If you want to check to make sure that you've unmerged everything correctly, after you've edited all of the pages navigate to each page again:

  1. Click on the "History link.
  2. Click on the radio button (the circle) next to the revision just before the merge occurred and then click on the "Compare selected versions" button.
  3. The only changes you should see between the pre-merge revision and the current revision should involve re-ordering data elements and standardizing place links. Person and family links should be the same between the two revisions.

If you need help, please leave a message on User talk:Dallan.

Note: If a page that was redirected has a talk page associated with it, you'll see a "View the talk page" link instead of the "redirected from page title" link at the top of the merged page. This is annoying, and it's something I'm going to fix in a few weeks. In the meantime, if this happens to you, add "?redirect=no" (without the quotes) to the end of the URL line and press enter to navigate to the redirect page.

What to do when similar pages should not be merged

If you come across two Family pages that appear similar but should not be merged, and you want to let others (and the site) know that they should not be merged, edit the Talk page of one of the families and add a template

{{nomerge|Family:Title of the other family}}

somewhere on the page. You can do this for Person pages as well.

Pages marked this way will not appear in the duplicates list next day.
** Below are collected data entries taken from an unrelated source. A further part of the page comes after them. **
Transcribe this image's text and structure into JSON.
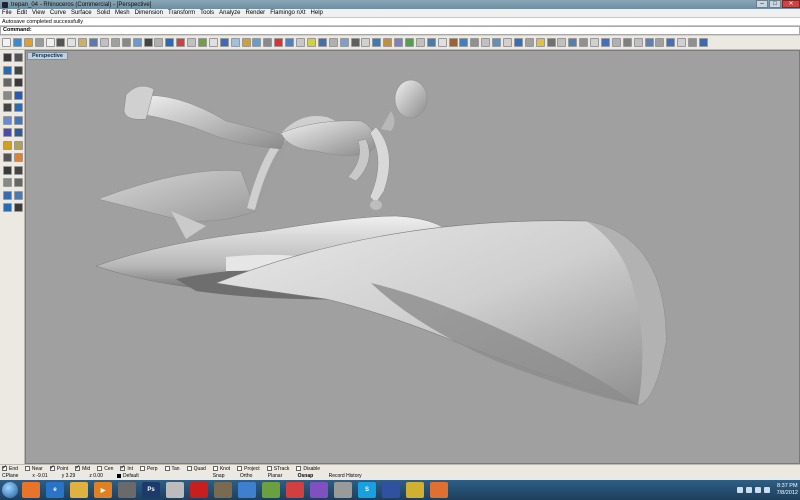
{
  "window": {
    "title": "trepan_04 - Rhinoceros (Commercial) - [Perspective]",
    "min_glyph": "–",
    "max_glyph": "□",
    "close_glyph": "✕"
  },
  "menu": [
    "File",
    "Edit",
    "View",
    "Curve",
    "Surface",
    "Solid",
    "Mesh",
    "Dimension",
    "Transform",
    "Tools",
    "Analyze",
    "Render",
    "Flamingo nXt",
    "Help"
  ],
  "command": {
    "history": "Autosave completed successfully",
    "prompt_label": "Command:",
    "prompt_value": ""
  },
  "viewport": {
    "tab_label": "Perspective",
    "background": "#a0a0a0"
  },
  "osnaps": [
    {
      "label": "End",
      "checked": true
    },
    {
      "label": "Near",
      "checked": false
    },
    {
      "label": "Point",
      "checked": true
    },
    {
      "label": "Mid",
      "checked": true
    },
    {
      "label": "Cen",
      "checked": false
    },
    {
      "label": "Int",
      "checked": true
    },
    {
      "label": "Perp",
      "checked": false
    },
    {
      "label": "Tan",
      "checked": false
    },
    {
      "label": "Quad",
      "checked": false
    },
    {
      "label": "Knot",
      "checked": false
    },
    {
      "label": "Project",
      "checked": false
    },
    {
      "label": "STrack",
      "checked": false
    },
    {
      "label": "Disable",
      "checked": false
    }
  ],
  "status": {
    "cplane": "CPlane",
    "x": "x -9.01",
    "y": "y 3.29",
    "z": "z 0.00",
    "layer": "Default",
    "panes": [
      "Snap",
      "Ortho",
      "Planar",
      "Osnap",
      "Record History"
    ]
  },
  "taskbar": {
    "apps": [
      {
        "name": "firefox",
        "label": "",
        "color": "#e8742a"
      },
      {
        "name": "ie",
        "label": "e",
        "color": "#2a74c8"
      },
      {
        "name": "explorer",
        "label": "",
        "color": "#e0b040"
      },
      {
        "name": "media",
        "label": "▶",
        "color": "#e08020"
      },
      {
        "name": "chess",
        "label": "",
        "color": "#6a6a6a"
      },
      {
        "name": "photoshop",
        "label": "Ps",
        "color": "#1d3a6c"
      },
      {
        "name": "rhino-app",
        "label": "",
        "color": "#bcbcbc"
      },
      {
        "name": "flash",
        "label": "",
        "color": "#c81e1e"
      },
      {
        "name": "gimp",
        "label": "",
        "color": "#7a6a50"
      },
      {
        "name": "app-blue",
        "label": "",
        "color": "#3f7fd0"
      },
      {
        "name": "app-green",
        "label": "",
        "color": "#6aa040"
      },
      {
        "name": "app-red",
        "label": "",
        "color": "#d04040"
      },
      {
        "name": "app-purple",
        "label": "",
        "color": "#8050c0"
      },
      {
        "name": "app-rhino2",
        "label": "",
        "color": "#9a9a9a"
      },
      {
        "name": "skype",
        "label": "S",
        "color": "#18a0e0"
      },
      {
        "name": "app-eye",
        "label": "",
        "color": "#3050a0"
      },
      {
        "name": "app-yellow",
        "label": "",
        "color": "#d0b030"
      },
      {
        "name": "app-orange",
        "label": "",
        "color": "#e07030"
      }
    ],
    "time": "8:37 PM",
    "date": "7/8/2012"
  }
}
How to merge duplicate Place pages or duplicate Source pages

  1. Decide which page to keep. We'll call that page the target and the other page the duplicate.
  2. Edit the target page. Copy over information from the duplicate that you want to keep into the merge target page.
  3. Edit the duplicate page. Erase everything in the big text box and replace it with
#REDIRECT [[Place:Title of place target page]] or
#REDIRECT [[Source:Title of source target page]]

That's it. The duplicate page will now automatically redirect people to the merge target page.

NOTE: This process will drop all persons watching the duplicate page; they will not be watching the target page.
NOTE: when pasting text into the brackets, be sure not to include any HTML code; for example if the target has a comma in the title (e.g., "Source:Ancient Historical Records of Norwalk, Conn."), make sure to type in a comma. Some paste action will paste HTML code and the redirect won't work; so if you see a redirect that looks like this after saving the edit:
1. #redirect Source:Ancient Historical Records of Norwalk, Conn.
chances are there is some HTML code in the text on the edit page. Ideally, you want the result to look like this on the duplicate page:

MySource:Jillaine/Ancient Historical Records of Norwalk, CT<b>
Redirect page
[graphic of arrow] Source:Ancient Historical Records of Norwalk, Conn.